Befristete Verträge machen unzufrieden

Unbefristete Verträge sind heute schon fast zu einer Seltenheit geworden. Zeitverträge hingegen gibt es genug. Doch die haben gravierende Folgen auf das Privatleben der Beschäftigten. Laut einer aktuellen Studie des Instituts für Arbeitsmarkt- und Berufsforschung stehen mehr als 2,7 Millionen Deutsche in befristeten Arbeitsverträgen. Ob öffentliche Einrichtungen, im Gesundheitswesen oder im Dienstleistungssektor, diese Verträge machen vor keiner Branche Halt.

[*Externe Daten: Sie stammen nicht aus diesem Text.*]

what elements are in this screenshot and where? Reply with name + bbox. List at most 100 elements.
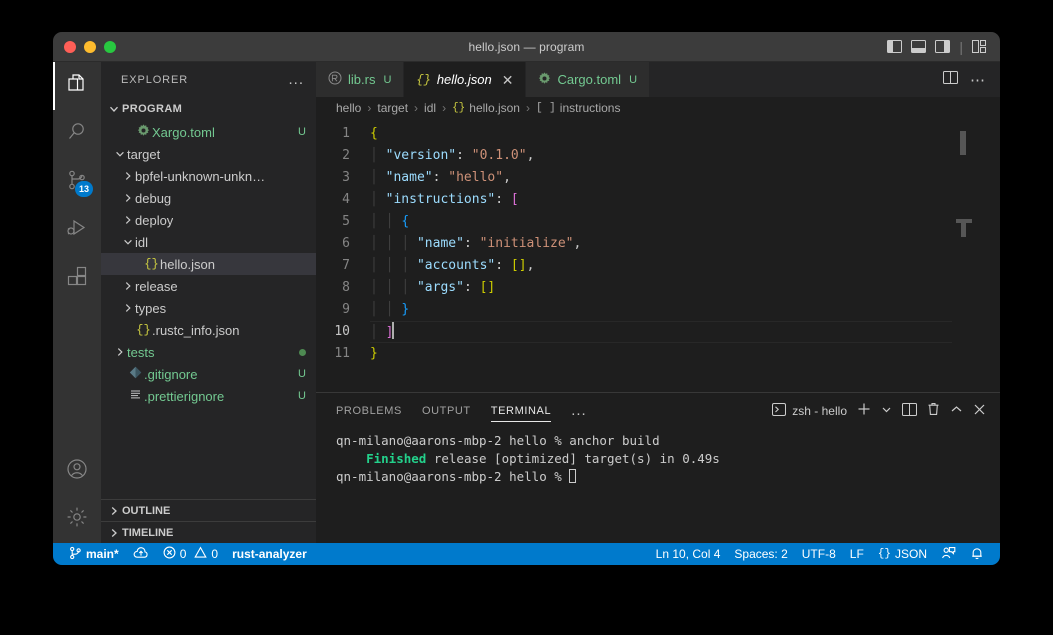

"Eine ganze Generation ist betroffen", erklärt Peter Klenter, Referatsleiter Arbeitsrecht beim DGB-Bundesvorstand in der Welt Online. Unterschieden wird zwischen zwei Typen von befristeten Verträgen: Zum einen Krankheits-oder Schwangerschaftsvertretungen, also Verträge mit Sachgrund und zum anderen Zeitverträge ohne Sachgrund. Befristete Arbeitsverhältnisse ohne Sachgrund nehmen immer mehr zu. Diese Verträge dürfen für zwei Jahre vereinbart werden. "So können Firmen kurzfristig auf Aufträge reagieren und vermeiden Kosten, die entstehen, wenn ein unbefristet Angestellter gekündigt wird", betont Klenter.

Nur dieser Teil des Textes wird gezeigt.